A finite-difference scheme for three-dimensional incompressible flows in spherical coordinates

TL;DR

This paper introduces a second-order finite-difference scheme for simulating three-dimensional incompressible flows in spherical coordinates, effectively handling singularities and boundary conditions with improved efficiency and flexibility.

Contribution

It presents a novel numerical method that alleviates singularity issues and time step restrictions in spherical coordinate flow simulations, with broad applicability to various geometries.

Findings

Scheme is second-order accurate in space.

Successfully validated against existing results.
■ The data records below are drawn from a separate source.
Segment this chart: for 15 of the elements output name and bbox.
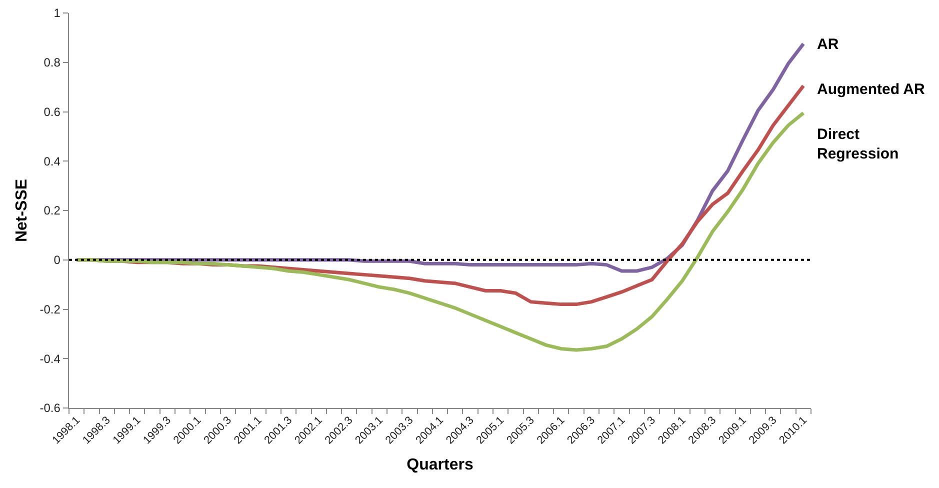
y-tick-label: 0.4: [44, 154, 61, 168]
y-tick-label: 0.6: [44, 104, 61, 119]
y-axis-title: Net-SSE: [14, 178, 31, 242]
y-tick-label: 0.8: [44, 56, 61, 70]
y-tick-label: 0: [54, 253, 61, 268]
series-label: AR: [817, 36, 839, 53]
y-tick-label: -0.6: [40, 401, 61, 416]
series-label: Direct Regression: [817, 126, 899, 162]
y-tick-label: 0.2: [44, 204, 61, 218]
line-series: [74, 111, 806, 352]
x-axis-title: Quarters: [406, 456, 474, 474]
series-label: Augmented AR: [817, 81, 925, 98]
y-tick-label: -0.4: [40, 352, 61, 366]
y-tick-label: 1: [54, 6, 61, 20]
y-tick-label: -0.2: [40, 302, 61, 316]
Handles complex boundary conditions and mesh stretching.

Abstract

In this study we have developed a flexible and efficient numerical scheme for the simulation of three-dimensional incompressible flows in spherical coordinates. The main idea, inspired by a similar strategy as (Verzicco, R., Orlandi, P., 1996, A Finite-Difference Scheme for Three-Dimensional Incompressible Flows in Cylindrical Coordinates) for cylindrical coordinates, consists of a change of variables combined with a discretization on a staggered mesh and the special treatment of few discrete terms that remove the singularities of the Navier-Stokes equations at the sphere centre and along the polar axis. This new method alleviates also the time step restrictions introduced by the discretization around the polar axis while the sphere centre still yields strong limitations, although only in very unfavourable flow configurations. The scheme is second-order accurate in space and is verified and validated by computing numerical examples that are compared with similar results produced by other codes or available from the literature. The method can cope with flows evolving in the whole sphere, in a spherical shell and in a sector without any change and, thanks to the flexibility of finite-differences, it can employ generic mesh stretching (in two of the three directions) and complex boundary conditions.